A graphic account is given of a Dakota woman who fell while being chased by U.S. soldiers. The soldiers surrounded her and probably killed her.
—Unbalanced – Where is the graphic and heart-wrenching account of white women being killed by hostile Dakota?

The hurt and the anger stay present for generations.
—Incorrect – Not for all descendants of Dakota War victims.

How can they be tried for murder when it was one nation against another?
—In today’s terms, the killings of innocent civilians are war crimes.

Women and children on both sides of the war were killed.
—Incorrect – It cannot be proven that Dakota women and children were killed.

Take a group of people, subjugate them; don’t give them any opportunities; tell them their lives are worthless and sooner or later some of them do not value human life.
—Incorrect – How were they subjugated? They continued to leave the reservations.
—Incorrect – They were given opportunities to learn how to farm. Those who wanted to hunt freely moved off the reservations to hunt. What opportunities should have been given them?
—Incorrect – Who was telling them their lives were worthless?
—Unbalanced – The majority of the Dakota people opposed war with the whites. 100-150 young Dakota men made the decision to go to war. Friendly Dakota allied with the U.S. Army brought an early end to this war. Does this justify killing more than 650 innocent people?
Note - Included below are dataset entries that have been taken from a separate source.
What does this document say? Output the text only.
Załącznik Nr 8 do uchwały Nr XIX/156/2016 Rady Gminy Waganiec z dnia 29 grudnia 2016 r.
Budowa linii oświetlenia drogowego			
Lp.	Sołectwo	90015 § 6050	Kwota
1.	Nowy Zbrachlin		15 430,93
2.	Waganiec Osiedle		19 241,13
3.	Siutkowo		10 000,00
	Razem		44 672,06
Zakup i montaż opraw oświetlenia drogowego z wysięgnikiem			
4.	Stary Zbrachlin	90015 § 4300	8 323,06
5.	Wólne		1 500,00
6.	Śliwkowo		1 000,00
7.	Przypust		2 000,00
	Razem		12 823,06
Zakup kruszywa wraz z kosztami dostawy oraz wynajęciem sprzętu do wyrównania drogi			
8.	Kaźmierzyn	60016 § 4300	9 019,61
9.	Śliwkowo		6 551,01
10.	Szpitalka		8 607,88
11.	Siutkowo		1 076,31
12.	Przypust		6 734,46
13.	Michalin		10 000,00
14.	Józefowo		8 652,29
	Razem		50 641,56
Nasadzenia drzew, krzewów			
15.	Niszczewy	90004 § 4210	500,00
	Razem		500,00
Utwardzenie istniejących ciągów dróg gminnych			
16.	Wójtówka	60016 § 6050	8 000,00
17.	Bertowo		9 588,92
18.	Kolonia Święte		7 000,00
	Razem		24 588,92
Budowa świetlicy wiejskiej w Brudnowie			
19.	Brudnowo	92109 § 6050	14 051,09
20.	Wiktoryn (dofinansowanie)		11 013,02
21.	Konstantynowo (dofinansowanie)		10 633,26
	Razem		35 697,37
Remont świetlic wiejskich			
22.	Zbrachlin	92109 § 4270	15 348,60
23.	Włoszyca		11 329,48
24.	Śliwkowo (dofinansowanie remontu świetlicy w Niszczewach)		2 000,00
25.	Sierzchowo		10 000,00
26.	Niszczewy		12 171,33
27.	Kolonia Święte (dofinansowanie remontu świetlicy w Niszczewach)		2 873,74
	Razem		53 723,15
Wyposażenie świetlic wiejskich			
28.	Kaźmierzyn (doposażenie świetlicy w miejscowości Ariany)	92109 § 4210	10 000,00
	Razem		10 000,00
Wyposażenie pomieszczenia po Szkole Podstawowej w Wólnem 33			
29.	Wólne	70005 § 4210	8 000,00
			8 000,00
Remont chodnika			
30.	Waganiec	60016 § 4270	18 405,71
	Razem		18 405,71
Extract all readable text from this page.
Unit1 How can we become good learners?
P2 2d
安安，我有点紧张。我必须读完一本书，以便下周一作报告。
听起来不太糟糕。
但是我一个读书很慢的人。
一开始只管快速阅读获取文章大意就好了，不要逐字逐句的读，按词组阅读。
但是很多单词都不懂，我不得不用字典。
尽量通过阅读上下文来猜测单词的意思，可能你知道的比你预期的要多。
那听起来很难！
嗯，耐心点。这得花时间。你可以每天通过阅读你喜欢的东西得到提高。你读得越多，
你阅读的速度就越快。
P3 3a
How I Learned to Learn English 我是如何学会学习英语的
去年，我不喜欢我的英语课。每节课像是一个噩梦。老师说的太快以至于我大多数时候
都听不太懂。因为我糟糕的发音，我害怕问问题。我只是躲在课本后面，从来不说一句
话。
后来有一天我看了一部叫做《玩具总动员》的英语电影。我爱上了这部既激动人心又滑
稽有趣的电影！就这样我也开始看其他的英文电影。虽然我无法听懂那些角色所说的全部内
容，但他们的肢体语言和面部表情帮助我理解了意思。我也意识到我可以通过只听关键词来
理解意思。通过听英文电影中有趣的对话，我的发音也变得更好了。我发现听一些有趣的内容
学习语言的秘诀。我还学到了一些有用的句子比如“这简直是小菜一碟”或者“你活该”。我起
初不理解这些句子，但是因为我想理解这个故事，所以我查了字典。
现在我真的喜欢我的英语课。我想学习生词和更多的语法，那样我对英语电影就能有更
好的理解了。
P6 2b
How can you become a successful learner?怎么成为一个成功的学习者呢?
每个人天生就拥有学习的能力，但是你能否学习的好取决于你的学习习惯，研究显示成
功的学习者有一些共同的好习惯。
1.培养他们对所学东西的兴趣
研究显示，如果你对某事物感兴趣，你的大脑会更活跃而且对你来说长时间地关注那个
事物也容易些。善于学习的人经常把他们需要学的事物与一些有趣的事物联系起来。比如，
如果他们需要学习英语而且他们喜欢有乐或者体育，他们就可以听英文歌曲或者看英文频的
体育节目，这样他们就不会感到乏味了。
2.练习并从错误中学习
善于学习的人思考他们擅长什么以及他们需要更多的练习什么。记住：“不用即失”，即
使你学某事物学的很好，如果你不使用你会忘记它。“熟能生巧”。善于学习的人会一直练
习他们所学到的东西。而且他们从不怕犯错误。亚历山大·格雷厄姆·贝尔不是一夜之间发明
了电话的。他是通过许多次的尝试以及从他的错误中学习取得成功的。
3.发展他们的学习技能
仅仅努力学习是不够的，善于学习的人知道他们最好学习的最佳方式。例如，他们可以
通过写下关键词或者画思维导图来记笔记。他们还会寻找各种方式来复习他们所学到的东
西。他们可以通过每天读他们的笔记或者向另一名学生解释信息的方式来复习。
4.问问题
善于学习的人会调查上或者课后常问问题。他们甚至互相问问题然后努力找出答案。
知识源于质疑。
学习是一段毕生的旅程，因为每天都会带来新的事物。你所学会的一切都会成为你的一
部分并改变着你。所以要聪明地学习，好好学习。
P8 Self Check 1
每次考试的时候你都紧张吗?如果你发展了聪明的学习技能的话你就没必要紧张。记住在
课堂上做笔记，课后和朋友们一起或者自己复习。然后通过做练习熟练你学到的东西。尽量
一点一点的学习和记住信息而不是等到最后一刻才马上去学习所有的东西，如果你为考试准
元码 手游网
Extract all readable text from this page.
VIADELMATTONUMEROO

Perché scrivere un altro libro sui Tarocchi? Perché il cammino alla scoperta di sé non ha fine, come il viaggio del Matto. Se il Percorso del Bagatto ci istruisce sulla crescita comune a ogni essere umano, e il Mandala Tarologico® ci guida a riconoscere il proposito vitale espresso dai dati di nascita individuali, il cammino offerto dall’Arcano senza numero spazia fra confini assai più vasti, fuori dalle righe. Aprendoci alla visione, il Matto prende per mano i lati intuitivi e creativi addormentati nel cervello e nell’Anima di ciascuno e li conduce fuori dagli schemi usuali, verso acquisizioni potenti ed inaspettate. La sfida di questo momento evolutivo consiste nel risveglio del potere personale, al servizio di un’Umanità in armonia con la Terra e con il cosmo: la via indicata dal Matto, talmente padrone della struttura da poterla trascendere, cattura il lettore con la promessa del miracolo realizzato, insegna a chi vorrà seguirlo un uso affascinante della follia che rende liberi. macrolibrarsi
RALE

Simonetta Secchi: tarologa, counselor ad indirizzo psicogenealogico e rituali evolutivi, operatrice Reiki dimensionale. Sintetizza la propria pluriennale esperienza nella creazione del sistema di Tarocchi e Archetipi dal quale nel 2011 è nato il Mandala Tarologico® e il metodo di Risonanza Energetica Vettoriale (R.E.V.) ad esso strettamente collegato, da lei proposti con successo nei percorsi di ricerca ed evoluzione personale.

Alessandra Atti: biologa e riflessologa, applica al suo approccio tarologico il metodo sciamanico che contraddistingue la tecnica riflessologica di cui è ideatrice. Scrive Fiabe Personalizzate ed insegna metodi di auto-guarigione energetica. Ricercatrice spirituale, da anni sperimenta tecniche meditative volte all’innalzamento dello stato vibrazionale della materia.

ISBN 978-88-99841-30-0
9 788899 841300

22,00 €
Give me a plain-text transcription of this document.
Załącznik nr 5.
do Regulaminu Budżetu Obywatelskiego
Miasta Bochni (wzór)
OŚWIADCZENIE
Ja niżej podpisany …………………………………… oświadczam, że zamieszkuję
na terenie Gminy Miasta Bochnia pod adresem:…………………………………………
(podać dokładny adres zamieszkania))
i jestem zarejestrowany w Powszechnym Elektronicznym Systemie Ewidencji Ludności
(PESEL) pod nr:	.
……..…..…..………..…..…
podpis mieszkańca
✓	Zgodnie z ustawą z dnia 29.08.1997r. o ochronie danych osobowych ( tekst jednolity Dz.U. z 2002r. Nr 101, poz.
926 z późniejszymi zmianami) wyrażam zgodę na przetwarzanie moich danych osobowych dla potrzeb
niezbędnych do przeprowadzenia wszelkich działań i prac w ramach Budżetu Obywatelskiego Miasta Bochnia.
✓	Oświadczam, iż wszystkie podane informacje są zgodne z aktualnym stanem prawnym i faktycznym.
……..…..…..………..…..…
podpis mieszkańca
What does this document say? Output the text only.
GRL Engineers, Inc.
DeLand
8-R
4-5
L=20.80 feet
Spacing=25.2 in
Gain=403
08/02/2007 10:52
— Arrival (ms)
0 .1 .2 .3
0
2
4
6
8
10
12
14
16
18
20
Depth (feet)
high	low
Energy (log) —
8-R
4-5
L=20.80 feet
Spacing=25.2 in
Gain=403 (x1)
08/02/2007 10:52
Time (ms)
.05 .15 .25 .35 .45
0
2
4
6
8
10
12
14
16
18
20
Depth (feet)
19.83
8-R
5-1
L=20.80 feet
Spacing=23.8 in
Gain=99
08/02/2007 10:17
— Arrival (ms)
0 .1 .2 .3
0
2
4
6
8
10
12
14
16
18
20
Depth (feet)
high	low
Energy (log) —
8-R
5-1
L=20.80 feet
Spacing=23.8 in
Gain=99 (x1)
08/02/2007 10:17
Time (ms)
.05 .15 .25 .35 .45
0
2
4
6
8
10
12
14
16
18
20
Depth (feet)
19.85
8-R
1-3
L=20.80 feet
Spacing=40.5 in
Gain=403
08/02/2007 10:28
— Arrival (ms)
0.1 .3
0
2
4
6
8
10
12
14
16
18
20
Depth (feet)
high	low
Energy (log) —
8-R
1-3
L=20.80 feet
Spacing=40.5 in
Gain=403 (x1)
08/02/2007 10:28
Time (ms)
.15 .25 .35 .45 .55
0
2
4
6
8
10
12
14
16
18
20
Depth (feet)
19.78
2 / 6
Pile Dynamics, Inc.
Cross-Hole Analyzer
The process of being disenfranchised does things to people. You want to be in control. The Inquisition was genocide.
—Refer to my comments on the previous paragraph.
—Incorrect – Is this an indication that what happened to the Dakota was genocide?

At Fort Snelling, there is a photograph of Bishop Whipple presiding over a huge bonfire where Dakota people were burning their idols. This was conditional conversion. Do you want to live, do you want to survive?
—Incorrect – There is not a photo of Bishop Whipple presiding over a bonfire at Fort Snelling.
—Incorrect – For most who converted to Christianity at Fort Snelling, this was not conditional. In their defeat, they believed that the God of the whites was superior to their own gods.
—Incorrect – They did not convert to survive. Look forward into the future, when they reached the Santee Reservation. Most of them remained true to their conversion.

I can understand. How can you give up your way of life and lose the place where your ancestors lived and lose your way of life and go someplace else and feel like a complete human being?
—Incorrect – Most did not give up their way of life. They continued to hunt and gather.
—Incorrect – Most did not have to move.
—Unbalanced – Every immigrant who came to Minnesota gave up the place where their ancestors lived and their way of life in their homeland.
—Disrespectful – The Dakota Indians as well as the immigrants adapted. Lost of way of life and homeland did not diminish them as humans.

We can’t look at 1862 from our lens today. There was incredible amount of racism. The Dakota were not “Euro-American. The Indians would have to become like whites if they wanted to survive. Indigenous way of life was due for failure.
—If the speaker is not saying there was racism on both sides, then this statement is unbalanced.
—Incorrect – The Dakota would have to adapt to some of the ways of the whites such as farming. They were still Dakota.

You had a whole society that could not differentiate between hostile and friendly Dakota.
—Incorrect – If this were true, all of the Dakota would have been removed from the State.